9.3 Change management pipeline

The lockfile-as-audit-trail model maps onto a standard 5-step change management pipeline:

1. Declaration — developer edits apm.yml and opens a PR.
2. Resolution — apm install updates apm.lock.yaml with pinned versions.
3. Review — PR reviewers see the manifest and lockfile diff together.
4. Verification — CI runs apm audit --ci to confirm consistency and (optionally) policy compliance.
5. Traceability — the merge commit becomes the durable record of the change, readable by every downstream environment via apm install from the same ref.

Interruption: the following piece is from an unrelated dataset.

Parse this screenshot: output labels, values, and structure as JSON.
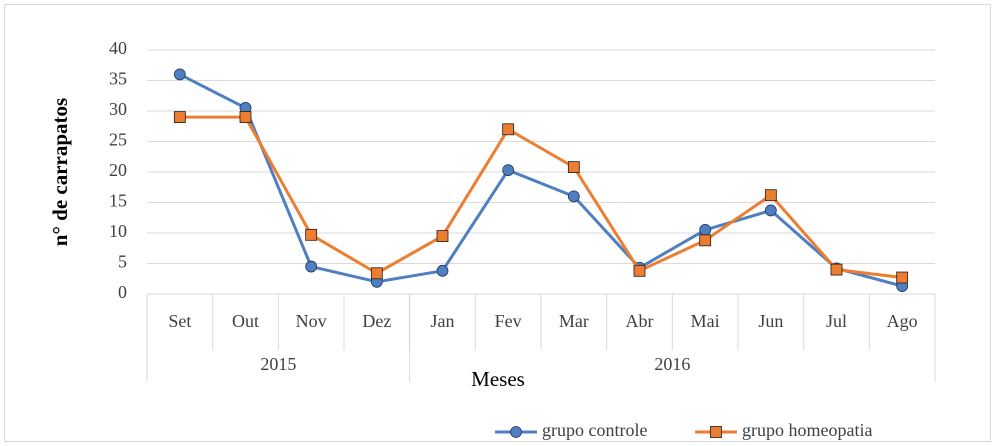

For organization-wide policy enforcement on top of this lockfile audit trail, see Governance.

10. Example: Complete Lock File

lockfile_version: "1"
generated_at: "2026-03-09T14:00:00Z"
apm_version: "0.7.7"

dependencies:
  - repo_url: https://github.com/acme-corp/security-baseline
    resolved_commit: a1b2c3d4e5f6789012345678901234567890abcd
    resolved_ref: v2.1.0
    version: "2.1.0"
    depth: 1
    package_type: apm_package
    content_hash: "sha256:9f86d081884c7d659a2feaa0c55ad015a3bf4f1b2b0b822cd15d6c15b0f00a08"
    deployed_files:
      - .github/instructions/security.instructions.md
      - .github/agents/security-auditor.agent.md
      - .github/agents/threat-model.agent.md

  - repo_url: https://github.com/acme-corp/common-prompts
    resolved_commit: f6e5d4c3b2a1098765432109876543210fedcba9
    resolved_ref: main
    depth: 2
    resolved_by: https://github.com/acme-corp/security-baseline
    package_type: apm_package
    content_hash: "sha256:d7a8fbb307d7809469ca9abcb0082e4f8d5651e46d3cdb762d02d0bf37c9e592"
    deployed_files:
      - .github/instructions/common-guidelines.instructions.md

  - repo_url: https://github.com/example-org/monorepo-tools
    host: github.com
    resolved_commit: 0123456789abcdef0123456789abcdef01234567
    resolved_ref: v1.0.0
    version: "1.0.0"
    virtual_path: packages/linter-config
    is_virtual: true
    depth: 1
    package_type: virtual
    deployed_files:
      - .github/instructions/linter.instructions.md

  - repo_url: https://github.com/acme-corp/test-helpers
    resolved_commit: abcdef1234567890abcdef1234567890abcdef12
    resolved_ref: main
    depth: 1
    package_type: apm_package
    is_dev: true
    content_hash: "sha256:4a44dc15364204a80fe80e9039455cc1608281820fe2b24f1e5233ade6af1dd5"
    deployed_files:
      - .github/instructions/test-helpers.instructions.md

mcp_servers:
  - security-scanner

mcp_configs:
  security-scanner:
    name: security-scanner
    transport: stdio

---

Appendix A: Revision History

Version	Date	Changes
0.1	2026-03-09	Initial working draft.